Seeking to gain U.S. regulatory approval for their proposed $24.6 merger, grocery giants Kroger and Albertsons are in talks to offload 400 stores to C&S Wholesale Grocers for nearly $2 billion, as reported by Reuters. A deal may be reached as early as this week.
The grocery giants are primarily looking to sell stores in the Pacific Northwest and the Mountain states as well as some in California, Texas, Illinois and the East Coasts, Reuters reported, citing unnamed sources familiar with the matter.
Kroger and Albertsons currently operate a combined total of 4,996 stores nationwide.
If finalized, the deal would significantly expand C&S’s footprint beyond the 160 stores it owns and operates under the Grand Union and Piggly Wiggly banners. The company has been hoping to build up its store presence since losing major client Ahold Delhaize in 2019 when that chain transitioned to self-distribution.
In 2021 C&S, which is a wholesaler to over 7,000 grocery stores, purchased the majority of Wisconsin-based Piggly Wiggly Midwest 1 for an undisclosed sum, subsequently also picking up 12 Top Markets stores in November 2021. The latter sale was the result of a merger between Tops Markets and Price Chopper/Market 32. C&S converted the stores to Grand Union supermarkets.
Kroger and Albertsons have said they may divest between 100 and 375 stores by placing them in a new company that Albertsons shareholders would own. However, in a regulatory filing cited by the news outlet, Kroger said the upper limit for divestitures was 650 stores. Divestitures would take place to satisfy regulatory concerns about the monopolistic potential of the Kroger/Albertsons tie up.
The proposed merger between the grocery giants signals the biggest shift in the grocery landscape for emerging and entrepreneurial brands since Amazon purchased Whole Foods in 2017. It has received mounting scrutiny from consumers, union members, brands and federal organizations since it was announced last October.
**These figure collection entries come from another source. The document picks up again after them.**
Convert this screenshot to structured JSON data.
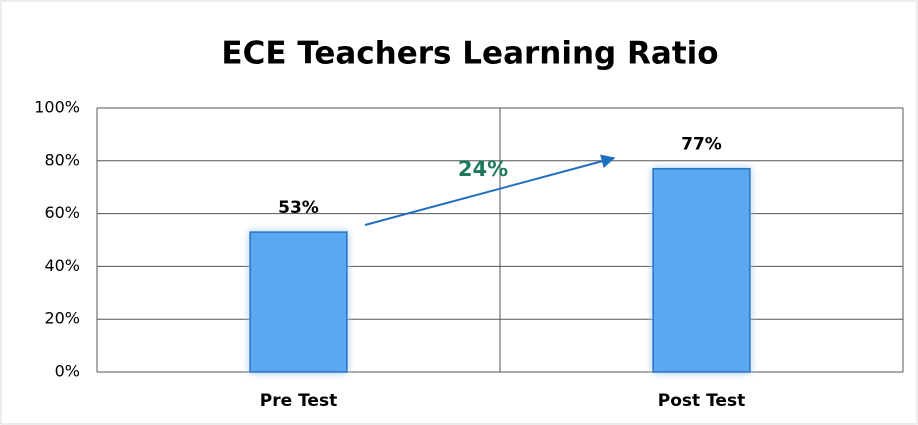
{
  "chart_data": {
    "type": "bar",
    "title": "ECE Teachers Learning Ratio",
    "categories": [
      "Pre Test",
      "Post Test"
    ],
    "values": [
      53,
      77
    ],
    "value_labels": [
      "53%",
      "77%"
    ],
    "color": "#5aa9f0",
    "annotation": "24%",
    "ylim": [
      0,
      100
    ],
    "yticks": [
      {
        "value": 0,
        "label": "0%"
      },
      {
        "value": 20,
        "label": "20%"
      },
      {
        "value": 40,
        "label": "40%"
      },
      {
        "value": 60,
        "label": "60%"
      },
      {
        "value": 80,
        "label": "80%"
      },
      {
        "value": 100,
        "label": "100%"
      }
    ],
    "grid": true
  }
}
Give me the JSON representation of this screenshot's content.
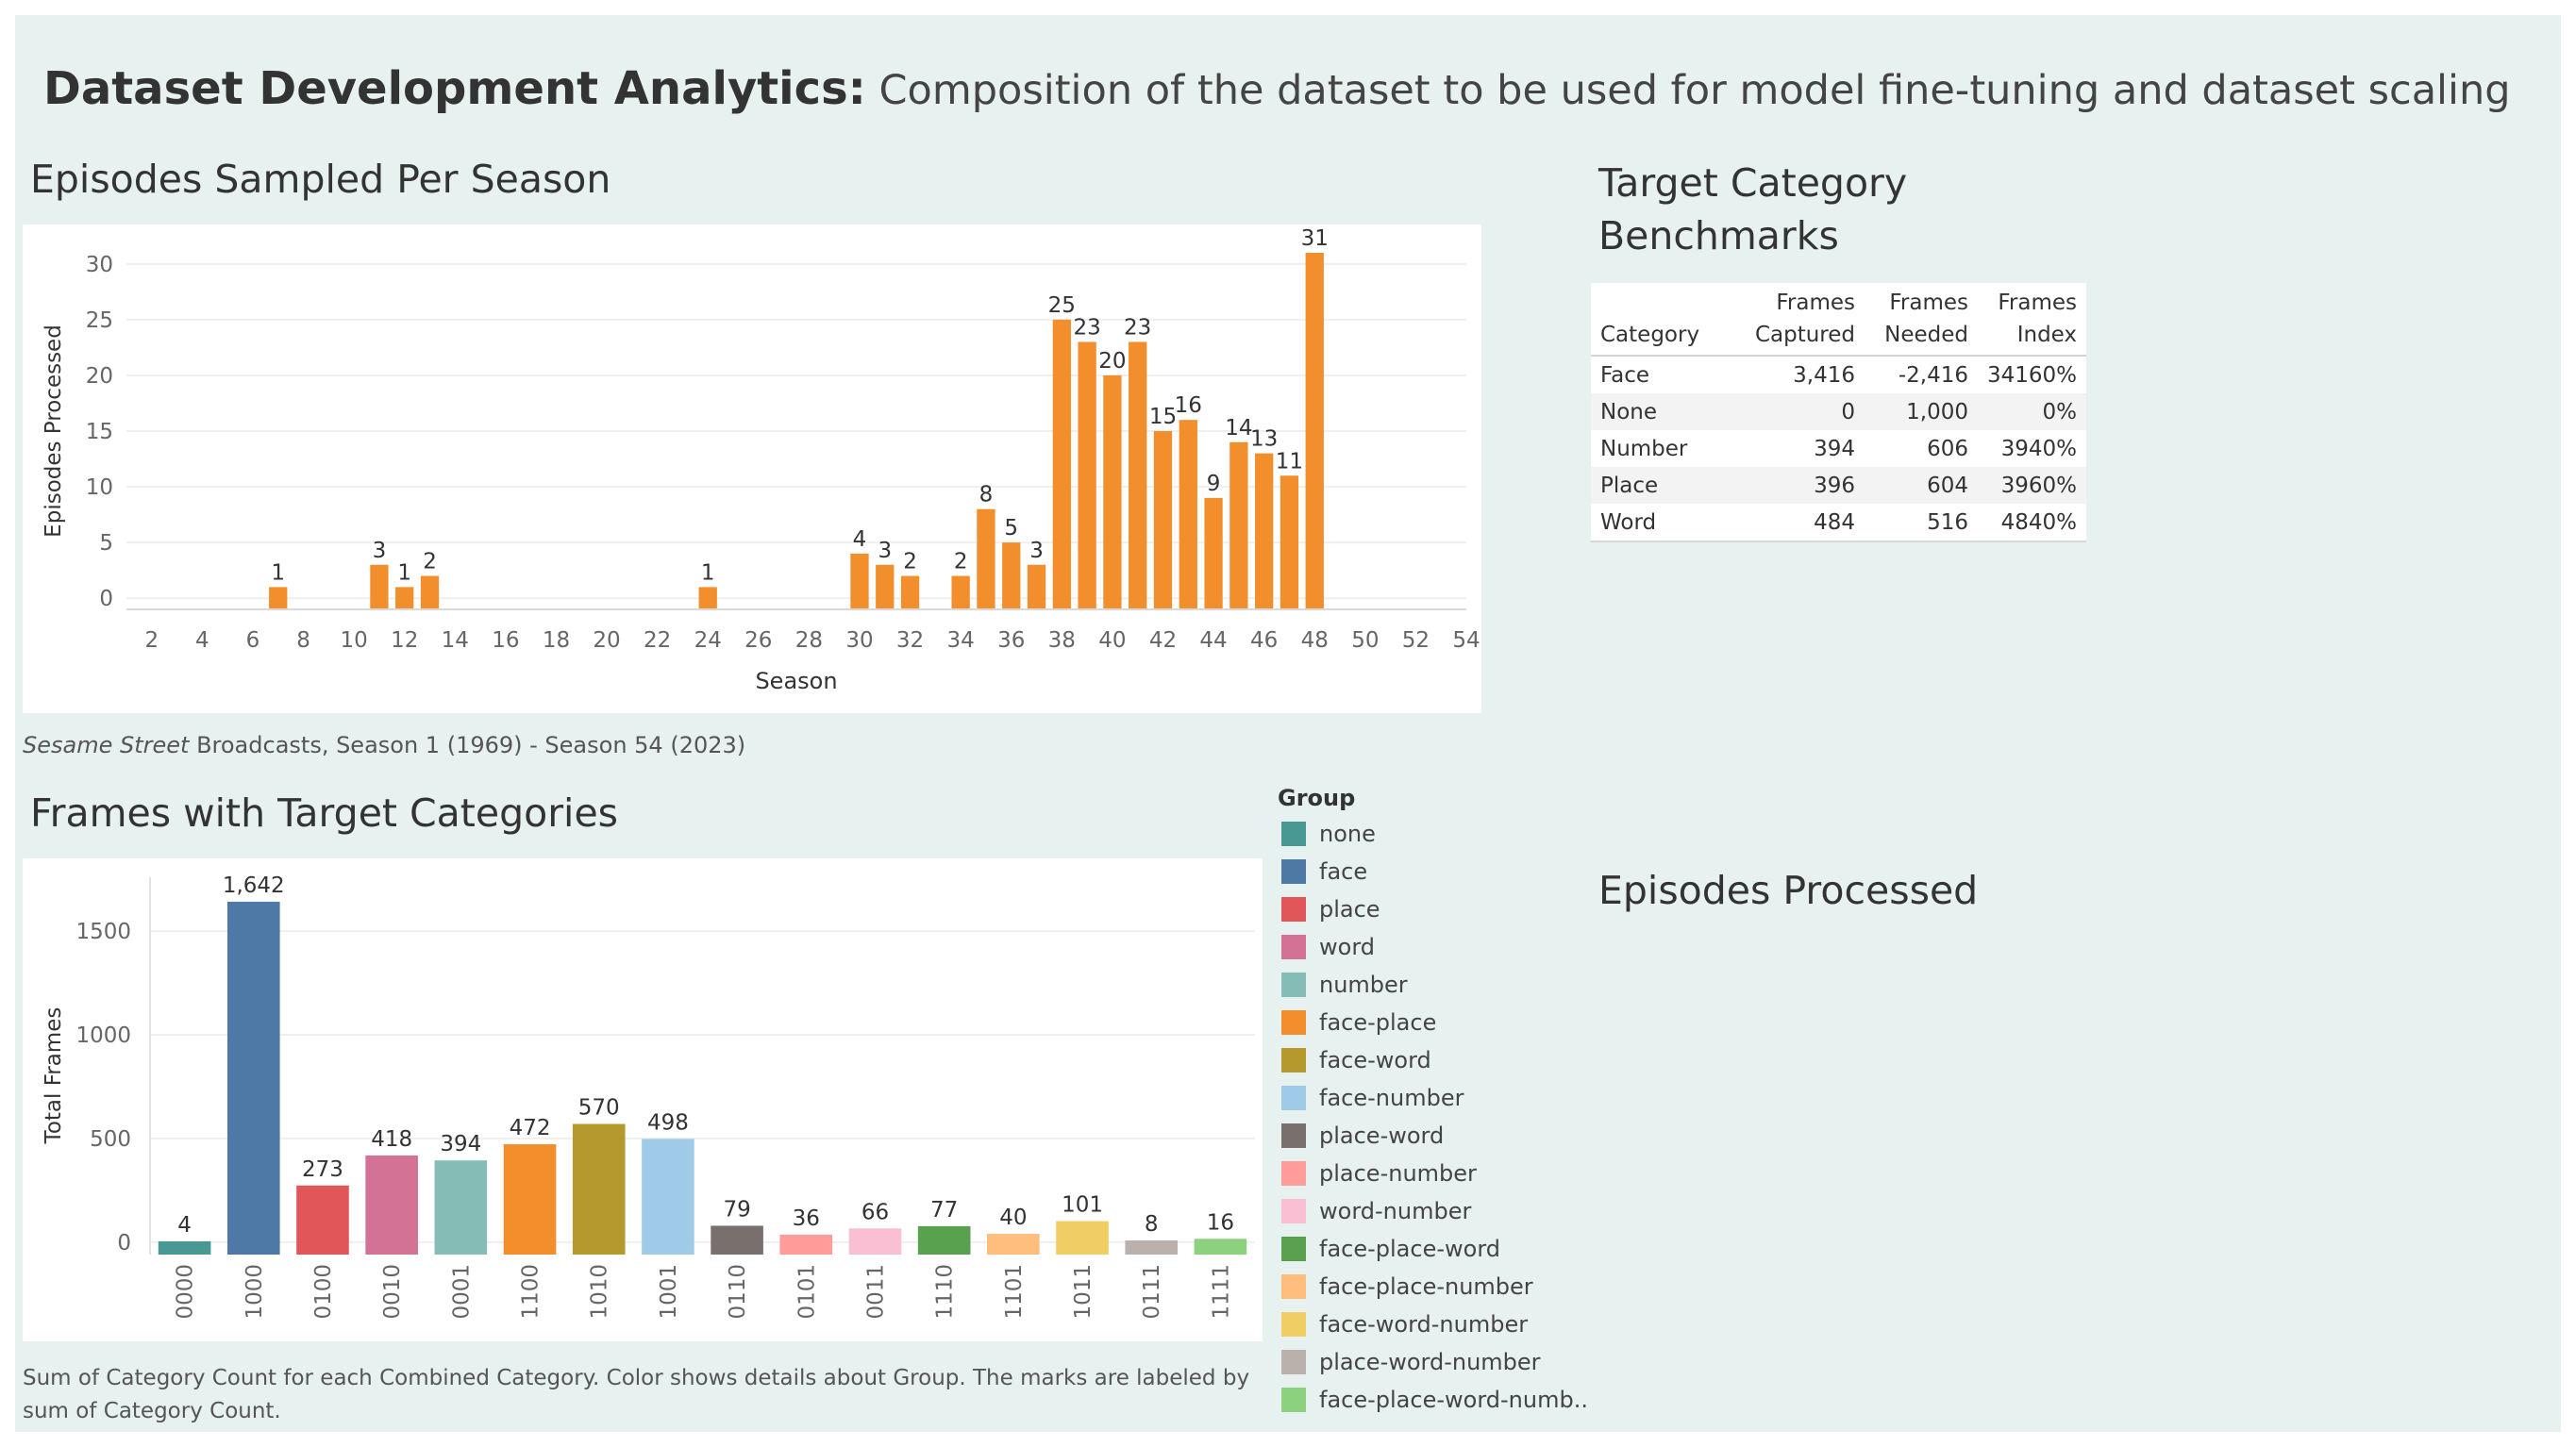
{
  "dashboard": {
    "title_bold": "Dataset Development Analytics:",
    "title_rest": " Composition of the dataset to be used for model fine-tuning and dataset scaling",
    "episodes_section_title": "Episodes Sampled Per Season",
    "episodes_caption_italic": "Sesame Street",
    "episodes_caption_rest": "  Broadcasts, Season 1 (1969) - Season 54 (2023)",
    "frames_section_title": "Frames with Target Categories",
    "frames_caption_line1": "Sum of Category Count for each Combined Category.  Color shows details about Group.  The marks are labeled by",
    "frames_caption_line2": "sum of Category Count.",
    "benchmarks_title_line1": "Target Category",
    "benchmarks_title_line2": "Benchmarks",
    "episodes_processed_title": "Episodes Processed"
  },
  "benchmarks": {
    "headers": {
      "category": "Category",
      "captured_line1": "Frames",
      "captured_line2": "Captured",
      "needed_line1": "Frames",
      "needed_line2": "Needed",
      "index_line1": "Frames",
      "index_line2": "Index"
    },
    "rows": [
      {
        "category": "Face",
        "captured": "3,416",
        "needed": "-2,416",
        "index": "34160%"
      },
      {
        "category": "None",
        "captured": "0",
        "needed": "1,000",
        "index": "0%"
      },
      {
        "category": "Number",
        "captured": "394",
        "needed": "606",
        "index": "3940%"
      },
      {
        "category": "Place",
        "captured": "396",
        "needed": "604",
        "index": "3960%"
      },
      {
        "category": "Word",
        "captured": "484",
        "needed": "516",
        "index": "4840%"
      }
    ]
  },
  "legend": {
    "title": "Group",
    "items": [
      {
        "label": "none",
        "color": "#499894"
      },
      {
        "label": "face",
        "color": "#4e79a7"
      },
      {
        "label": "place",
        "color": "#e15759"
      },
      {
        "label": "word",
        "color": "#d37295"
      },
      {
        "label": "number",
        "color": "#86bcb6"
      },
      {
        "label": "face-place",
        "color": "#f28e2b"
      },
      {
        "label": "face-word",
        "color": "#b6992d"
      },
      {
        "label": "face-number",
        "color": "#a0cbe8"
      },
      {
        "label": "place-word",
        "color": "#79706e"
      },
      {
        "label": "place-number",
        "color": "#ff9d9a"
      },
      {
        "label": "word-number",
        "color": "#fabfd2"
      },
      {
        "label": "face-place-word",
        "color": "#59a14f"
      },
      {
        "label": "face-place-number",
        "color": "#ffbe7d"
      },
      {
        "label": "face-word-number",
        "color": "#f1ce63"
      },
      {
        "label": "place-word-number",
        "color": "#bab0ac"
      },
      {
        "label": "face-place-word-numb..",
        "color": "#8cd17d"
      }
    ]
  },
  "chart_data": [
    {
      "type": "bar",
      "xlabel": "Season",
      "ylabel": "Episodes Processed",
      "color": "#f28e2b",
      "ylim": [
        -1,
        31
      ],
      "yticks": [
        0,
        5,
        10,
        15,
        20,
        25,
        30
      ],
      "xlim": [
        1,
        54
      ],
      "xticks": [
        2,
        4,
        6,
        8,
        10,
        12,
        14,
        16,
        18,
        20,
        22,
        24,
        26,
        28,
        30,
        32,
        34,
        36,
        38,
        40,
        42,
        44,
        46,
        48,
        50,
        52,
        54
      ],
      "grid": true,
      "x": [
        7,
        11,
        12,
        13,
        24,
        30,
        31,
        32,
        34,
        35,
        36,
        37,
        38,
        39,
        40,
        41,
        42,
        43,
        44,
        45,
        46,
        47,
        48
      ],
      "values": [
        1,
        3,
        1,
        2,
        1,
        4,
        3,
        2,
        2,
        8,
        5,
        3,
        25,
        23,
        20,
        23,
        15,
        16,
        9,
        14,
        13,
        11,
        31
      ],
      "labels": [
        "1",
        "3",
        "1",
        "2",
        "1",
        "4",
        "3",
        "2",
        "2",
        "8",
        "5",
        "3",
        "25",
        "23",
        "20",
        "23",
        "15",
        "16",
        "9",
        "14",
        "13",
        "11",
        "31"
      ]
    },
    {
      "type": "bar",
      "xlabel": "",
      "ylabel": "Total Frames",
      "ylim": [
        -60,
        1760
      ],
      "yticks": [
        0,
        500,
        1000,
        1500
      ],
      "grid": true,
      "categories": [
        "0000",
        "1000",
        "0100",
        "0010",
        "0001",
        "1100",
        "1010",
        "1001",
        "0110",
        "0101",
        "0011",
        "1110",
        "1101",
        "1011",
        "0111",
        "1111"
      ],
      "values": [
        4,
        1642,
        273,
        418,
        394,
        472,
        570,
        498,
        79,
        36,
        66,
        77,
        40,
        101,
        8,
        16
      ],
      "labels": [
        "4",
        "1,642",
        "273",
        "418",
        "394",
        "472",
        "570",
        "498",
        "79",
        "36",
        "66",
        "77",
        "40",
        "101",
        "8",
        "16"
      ],
      "colors": [
        "#499894",
        "#4e79a7",
        "#e15759",
        "#d37295",
        "#86bcb6",
        "#f28e2b",
        "#b6992d",
        "#a0cbe8",
        "#79706e",
        "#ff9d9a",
        "#fabfd2",
        "#59a14f",
        "#ffbe7d",
        "#f1ce63",
        "#bab0ac",
        "#8cd17d"
      ]
    }
  ]
}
Both grocery chains have previously argued that the merger, which is currently under regulatory review by the Federal Trade Commission (FTC), will increase competition by allowing the new mega-corporation to lower prices for shoppers and increase investments in its labor force.
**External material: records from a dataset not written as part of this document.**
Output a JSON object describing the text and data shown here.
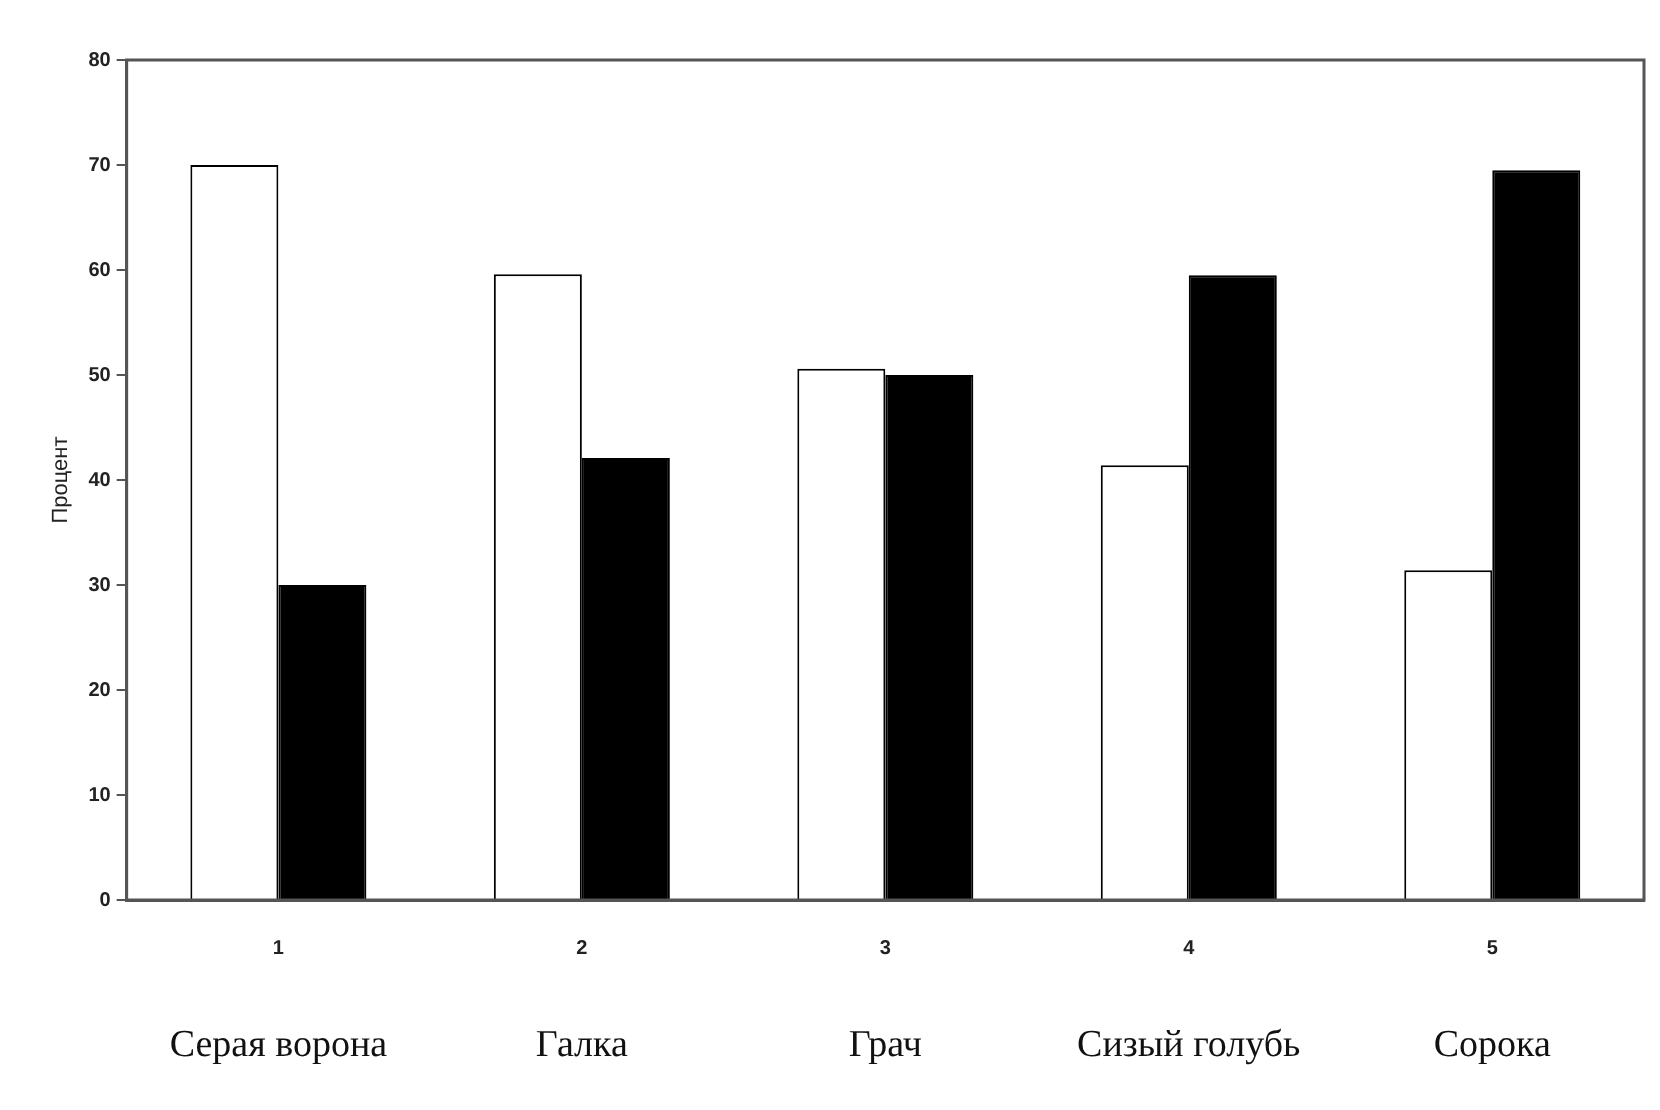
{
  "chart_data": {
    "type": "bar",
    "ylabel": "Процент",
    "categories": [
      "1",
      "2",
      "3",
      "4",
      "5"
    ],
    "series": [
      {
        "color": "#ffffff",
        "values": [
          70,
          59.6,
          50.6,
          41.4,
          31.4
        ]
      },
      {
        "color": "#000000",
        "values": [
          30,
          42.1,
          50,
          59.5,
          69.5
        ]
      }
    ],
    "ylim": [
      0,
      80
    ],
    "yticks": [
      0,
      10,
      20,
      30,
      40,
      50,
      60,
      70,
      80
    ],
    "grid": false,
    "legend": false,
    "annotations": [
      "Серая ворона",
      "Галка",
      "Грач",
      "Сизый голубь",
      "Сорока"
    ]
  }
}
Last month, Kroger promised to provide 700,000 part-time and full-time employees with more resources upon completion of the proposed merger. As part of its commitment, the retailer will provide its employees access to its education benefit, which offers up to $21,000 of reimbursement toward higher education or continued development.
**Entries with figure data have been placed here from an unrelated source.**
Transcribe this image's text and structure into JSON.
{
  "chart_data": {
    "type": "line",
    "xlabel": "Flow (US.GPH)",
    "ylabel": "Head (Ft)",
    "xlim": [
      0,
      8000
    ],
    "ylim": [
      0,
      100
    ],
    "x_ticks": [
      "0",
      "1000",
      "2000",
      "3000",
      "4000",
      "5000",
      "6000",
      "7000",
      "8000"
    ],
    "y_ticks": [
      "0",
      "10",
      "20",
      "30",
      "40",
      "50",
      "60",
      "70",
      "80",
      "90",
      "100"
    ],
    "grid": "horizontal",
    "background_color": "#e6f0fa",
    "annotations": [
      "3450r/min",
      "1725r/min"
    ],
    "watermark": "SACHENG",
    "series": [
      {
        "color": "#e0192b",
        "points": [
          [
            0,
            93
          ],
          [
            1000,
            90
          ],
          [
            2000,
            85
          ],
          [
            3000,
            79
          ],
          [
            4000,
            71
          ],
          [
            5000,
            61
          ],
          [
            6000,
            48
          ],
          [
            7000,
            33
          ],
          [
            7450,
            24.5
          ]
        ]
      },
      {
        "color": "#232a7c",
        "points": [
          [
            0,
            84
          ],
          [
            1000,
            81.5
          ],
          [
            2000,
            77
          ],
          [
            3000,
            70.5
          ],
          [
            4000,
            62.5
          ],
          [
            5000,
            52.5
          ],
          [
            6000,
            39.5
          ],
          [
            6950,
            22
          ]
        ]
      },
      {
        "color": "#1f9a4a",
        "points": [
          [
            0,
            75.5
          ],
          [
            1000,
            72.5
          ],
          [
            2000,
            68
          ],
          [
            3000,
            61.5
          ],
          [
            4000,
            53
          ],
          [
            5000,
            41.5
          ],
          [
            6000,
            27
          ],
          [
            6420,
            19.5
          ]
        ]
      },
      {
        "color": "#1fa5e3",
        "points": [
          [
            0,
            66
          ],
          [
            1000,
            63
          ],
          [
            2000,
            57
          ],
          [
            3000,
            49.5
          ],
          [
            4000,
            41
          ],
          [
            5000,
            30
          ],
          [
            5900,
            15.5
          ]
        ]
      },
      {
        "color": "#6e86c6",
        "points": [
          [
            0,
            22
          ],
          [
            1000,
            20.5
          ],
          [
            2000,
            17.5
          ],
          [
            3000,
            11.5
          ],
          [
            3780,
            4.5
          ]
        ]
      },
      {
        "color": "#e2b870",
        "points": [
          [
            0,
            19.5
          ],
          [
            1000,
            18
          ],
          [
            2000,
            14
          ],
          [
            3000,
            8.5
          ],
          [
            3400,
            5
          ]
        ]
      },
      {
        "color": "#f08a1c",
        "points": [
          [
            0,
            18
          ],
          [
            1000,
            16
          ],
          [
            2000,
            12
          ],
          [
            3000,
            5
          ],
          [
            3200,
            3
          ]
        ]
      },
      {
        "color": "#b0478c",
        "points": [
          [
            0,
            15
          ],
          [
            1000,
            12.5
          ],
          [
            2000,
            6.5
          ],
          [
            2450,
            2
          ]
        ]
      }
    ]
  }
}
The potential merger earlier this year faced opposition from the United Food and Commercial Workers International (UFCW), whose president Marc Perrone issued a statement in October expressing the union’s concern. UCFW local leader Andrea Zinder in a statement said, “The proposed merger of these two grocery giants is devastating for workers and customers alike and must be stopped.”
Reports of a deal between Kroger, Albertsons and C&S come after Aldi last month announced it will acquire Southeastern stores Winn-Dixie and Harvey from Southeastern Grocers (SEG).
ALDI, a German-owned private supermarket company that owns a variety of stores worldwide, will acquire all outstanding SEG stock in an all-cash investment that will include approximately 400 stores in Alabama, Georgia, Louisiana, Mississippi and Florida. The transaction is expected to close in the first half of 2024.
The proposed merger between Kroger and Albertsons is expected to close in 2024.